In an action to enforce a charging lien, the plaintiff appeals from so much of an order of the Supreme Court, Nassau County (Mahon, J.), dated November 30, 2005, as granted that branch of the defendant's motion which was to dismiss the complaint on the ground of res judicata and denied its motion to enforce the charging lien, and the defendant cross-appeals, as limited by its brief, from so much of the same order as denied that branch of its motion which was for the imposition of sanctions and for an attorney's fee.
Ordered that the order is reversed insofar as appealed from, on the law, that branch of the defendant's motion which was to dismiss the complaint on the ground of res judicata is denied, and the matter is remitted to the Supreme Court, Nassau County, for a hearing and a new determination on the plaintiff's motion to enforce its charging lien; and it is further,
Ordered that the order is affirmed insofar as cross-appealed from; and it is further,
Ordered that one bill of costs is awarded to the plaintiff.
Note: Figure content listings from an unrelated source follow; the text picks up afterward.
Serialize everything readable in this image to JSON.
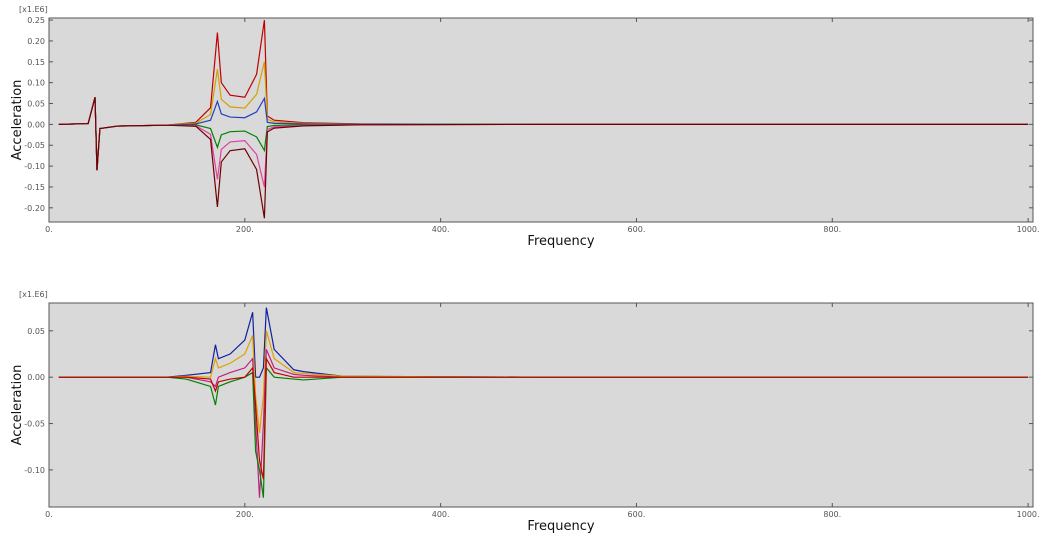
{
  "chart_data": [
    {
      "type": "line",
      "y_multiplier": "[x1.E6]",
      "xlabel": "Frequency",
      "ylabel": "Acceleration",
      "xlim": [
        0,
        1005
      ],
      "ylim": [
        -0.234,
        0.255
      ],
      "xticks": [
        {
          "value": 0,
          "label": "0."
        },
        {
          "value": 200,
          "label": "200."
        },
        {
          "value": 400,
          "label": "400."
        },
        {
          "value": 600,
          "label": "600."
        },
        {
          "value": 800,
          "label": "800."
        },
        {
          "value": 1000,
          "label": "1000."
        }
      ],
      "yticks": [
        0.25,
        {
          "value": 0.2,
          "label": "0.20"
        },
        0.15,
        {
          "value": 0.1,
          "label": "0.10"
        },
        0.05,
        {
          "value": 0,
          "label": "0.00"
        },
        -0.05,
        {
          "value": -0.1,
          "label": "-0.10"
        },
        -0.15,
        {
          "value": -0.2,
          "label": "-0.20"
        }
      ],
      "x": [
        10,
        40,
        47,
        49,
        52,
        70,
        120,
        150,
        165,
        172,
        176,
        185,
        200,
        212,
        220,
        223,
        230,
        260,
        320,
        500,
        1000
      ],
      "series": [
        {
          "color": "#c00000",
          "values": [
            0,
            0.002,
            0.065,
            -0.11,
            -0.01,
            -0.004,
            -0.002,
            0.005,
            0.04,
            0.22,
            0.1,
            0.07,
            0.065,
            0.12,
            0.25,
            0.02,
            0.01,
            0.004,
            0.001,
            0,
            0
          ]
        },
        {
          "color": "#d4a000",
          "values": [
            0,
            0.002,
            0.065,
            -0.11,
            -0.01,
            -0.004,
            -0.002,
            0.003,
            0.024,
            0.132,
            0.06,
            0.042,
            0.039,
            0.072,
            0.15,
            0.012,
            0.006,
            0.0024,
            0.0006,
            0,
            0
          ]
        },
        {
          "color": "#2040c0",
          "values": [
            0,
            0.002,
            0.065,
            -0.11,
            -0.01,
            -0.004,
            -0.002,
            0.001,
            0.01,
            0.055,
            0.025,
            0.0175,
            0.016,
            0.03,
            0.0625,
            0.005,
            0.0025,
            0.001,
            0.0003,
            0,
            0
          ]
        },
        {
          "color": "#008000",
          "values": [
            0,
            0.002,
            0.065,
            -0.11,
            -0.01,
            -0.004,
            -0.002,
            -0.001,
            -0.01,
            -0.055,
            -0.025,
            -0.0175,
            -0.016,
            -0.03,
            -0.0625,
            -0.005,
            -0.0025,
            -0.001,
            -0.0003,
            0,
            0
          ]
        },
        {
          "color": "#e040a0",
          "values": [
            0,
            0.002,
            0.065,
            -0.11,
            -0.01,
            -0.004,
            -0.002,
            -0.003,
            -0.024,
            -0.132,
            -0.06,
            -0.042,
            -0.039,
            -0.072,
            -0.15,
            -0.012,
            -0.006,
            -0.0024,
            -0.0006,
            0,
            0
          ]
        },
        {
          "color": "#700000",
          "values": [
            0,
            0.002,
            0.065,
            -0.11,
            -0.01,
            -0.004,
            -0.002,
            -0.0045,
            -0.036,
            -0.198,
            -0.09,
            -0.063,
            -0.0585,
            -0.108,
            -0.225,
            -0.018,
            -0.009,
            -0.0036,
            -0.0009,
            0,
            0
          ]
        }
      ]
    },
    {
      "type": "line",
      "y_multiplier": "[x1.E6]",
      "xlabel": "Frequency",
      "ylabel": "Acceleration",
      "xlim": [
        0,
        1005
      ],
      "ylim": [
        -0.14,
        0.08
      ],
      "xticks": [
        {
          "value": 0,
          "label": "0."
        },
        {
          "value": 200,
          "label": "200."
        },
        {
          "value": 400,
          "label": "400."
        },
        {
          "value": 600,
          "label": "600."
        },
        {
          "value": 800,
          "label": "800."
        },
        {
          "value": 1000,
          "label": "1000."
        }
      ],
      "yticks": [
        0.05,
        {
          "value": 0,
          "label": "0.00"
        },
        -0.05,
        {
          "value": -0.1,
          "label": "-0.10"
        }
      ],
      "x": [
        10,
        120,
        140,
        165,
        170,
        173,
        185,
        200,
        208,
        211,
        215,
        219,
        222,
        230,
        250,
        260,
        300,
        500,
        1000
      ],
      "series": [
        {
          "color": "#1020a0",
          "values": [
            0,
            0,
            0.002,
            0.005,
            0.035,
            0.02,
            0.025,
            0.04,
            0.07,
            0,
            0,
            0.01,
            0.075,
            0.03,
            0.008,
            0.006,
            0.001,
            0,
            0
          ]
        },
        {
          "color": "#e0a000",
          "values": [
            0,
            0,
            0.001,
            0,
            0.02,
            0.01,
            0.015,
            0.025,
            0.045,
            -0.02,
            -0.06,
            -0.02,
            0.05,
            0.02,
            0.005,
            0.004,
            0.001,
            0,
            0
          ]
        },
        {
          "color": "#c02080",
          "values": [
            0,
            0,
            0,
            -0.005,
            -0.01,
            0,
            0.005,
            0.01,
            0.02,
            -0.05,
            -0.13,
            -0.05,
            0.03,
            0.01,
            0.003,
            0.002,
            0,
            0,
            0
          ]
        },
        {
          "color": "#008000",
          "values": [
            0,
            0,
            -0.002,
            -0.01,
            -0.03,
            -0.01,
            -0.005,
            0,
            0.005,
            -0.08,
            -0.1,
            -0.13,
            0.01,
            0,
            -0.002,
            -0.003,
            0,
            0,
            0
          ]
        },
        {
          "color": "#c00000",
          "values": [
            0,
            0,
            0,
            -0.002,
            -0.015,
            -0.005,
            -0.002,
            0,
            0.01,
            -0.03,
            -0.09,
            -0.11,
            0.02,
            0.005,
            0,
            0,
            0,
            0,
            0
          ]
        }
      ]
    }
  ]
}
Res judicata precludes all claims which could have or should have been litigated in prior proceedings, even if the instant claim is based upon different theories or seeks a different [*2]remedy (see O'Brien v City of Syracuse, 54 NY2d 353, 357 [1981]; Fogel v Oelmann, 7 AD3d 485 [2004]; CRK Contr. of Suffolk v Brown & Assoc., 260 AD2d 530 [1999]). Res judicata will not, however, bar a second action where different elements of proof are required to support the claims (see Doe v North Shore Univ. Hosp., 28 AD3d 603 [2006]; Vigliotti v North Shore Univ. Hosp., 24 AD3d 752 [2005]; Matter of Melillo v County of Nassau, 307 AD2d 356 [2003]; Energycresent, Inc. v Creative Modules Enters., 183 AD2d 804 [1992]; Abdella v Ne Jame, 120 AD2d 793 [1986]).
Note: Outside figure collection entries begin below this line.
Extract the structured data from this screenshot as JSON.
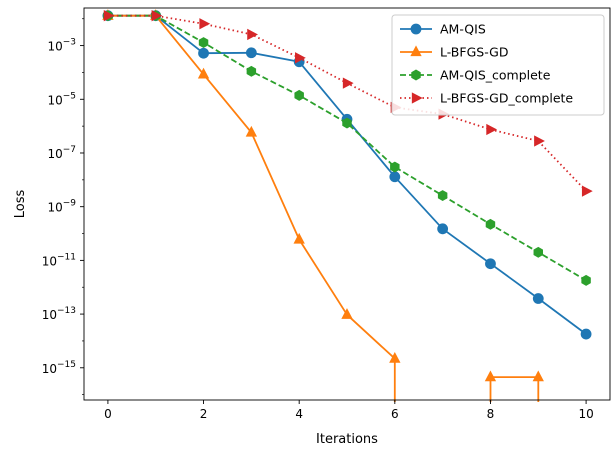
{
  "chart_data": {
    "type": "line",
    "title": "",
    "xlabel": "Iterations",
    "ylabel": "Loss",
    "xlim": [
      -0.5,
      10.5
    ],
    "ylim_log10": [
      -16.2,
      -1.6
    ],
    "yscale": "log",
    "grid": false,
    "legend_position": "top-right",
    "x_ticks": [
      0,
      2,
      4,
      6,
      8,
      10
    ],
    "x_tick_labels": [
      "0",
      "2",
      "4",
      "6",
      "8",
      "10"
    ],
    "y_ticks_log10": [
      -3,
      -5,
      -7,
      -9,
      -11,
      -13,
      -15
    ],
    "y_tick_labels": [
      {
        "base": "10",
        "exp": "−3"
      },
      {
        "base": "10",
        "exp": "−5"
      },
      {
        "base": "10",
        "exp": "−7"
      },
      {
        "base": "10",
        "exp": "−9"
      },
      {
        "base": "10",
        "exp": "−11"
      },
      {
        "base": "10",
        "exp": "−13"
      },
      {
        "base": "10",
        "exp": "−15"
      }
    ],
    "series": [
      {
        "name": "AM-QIS",
        "color": "#1f77b4",
        "linestyle": "solid",
        "marker": "circle",
        "x": [
          0,
          1,
          2,
          3,
          4,
          5,
          6,
          7,
          8,
          9,
          10
        ],
        "y": [
          0.013,
          0.013,
          0.00052,
          0.00054,
          0.00025,
          1.8e-06,
          1.3e-08,
          1.5e-10,
          7.5e-12,
          3.8e-13,
          1.8e-14
        ]
      },
      {
        "name": "L-BFGS-GD",
        "color": "#ff7f0e",
        "linestyle": "solid",
        "marker": "triangle-up",
        "x": [
          0,
          1,
          2,
          3,
          4,
          5,
          6,
          7,
          8,
          9
        ],
        "y": [
          0.013,
          0.013,
          8.5e-05,
          5.8e-07,
          6e-11,
          9.5e-14,
          2.2e-15,
          null,
          4.5e-16,
          4.5e-16
        ],
        "drops_below_axis_at": [
          6,
          8,
          9
        ]
      },
      {
        "name": "AM-QIS_complete",
        "color": "#2ca02c",
        "linestyle": "dashed",
        "marker": "hexagon",
        "x": [
          0,
          1,
          2,
          3,
          4,
          5,
          6,
          7,
          8,
          9,
          10
        ],
        "y": [
          0.013,
          0.013,
          0.0013,
          0.00011,
          1.4e-05,
          1.3e-06,
          3e-08,
          2.6e-09,
          2.2e-10,
          2e-11,
          1.8e-12
        ]
      },
      {
        "name": "L-BFGS-GD_complete",
        "color": "#d62728",
        "linestyle": "dotted",
        "marker": "triangle-right",
        "x": [
          0,
          1,
          2,
          3,
          4,
          5,
          6,
          7,
          8,
          9,
          10
        ],
        "y": [
          0.013,
          0.013,
          0.0065,
          0.0026,
          0.00035,
          4e-05,
          5e-06,
          2.8e-06,
          7.5e-07,
          2.8e-07,
          3.8e-09
        ]
      }
    ]
  }
}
The issues involved in the plaintiff's first and second actions had different factual predicates. As such, they were not part of the same "transaction or series of transactions" and the second action was not barred by res judicata (see Vigliotti v North Shore Univ. Hosp., 24 AD3d 752 [2005], supra).
Contrary to the defendant's contention, the issue of the plaintiff's entitlement to enforcement of its charging lien (see Judiciary Law § 475) or to recover on the basis of quantum meruit has never been adjudicated on the merits and was not the subject of the prior action.
The defendant's remaining contentions are without merit. Prudenti, P.J., Mastro, Angiolillo and Dickerson, JJ., concur.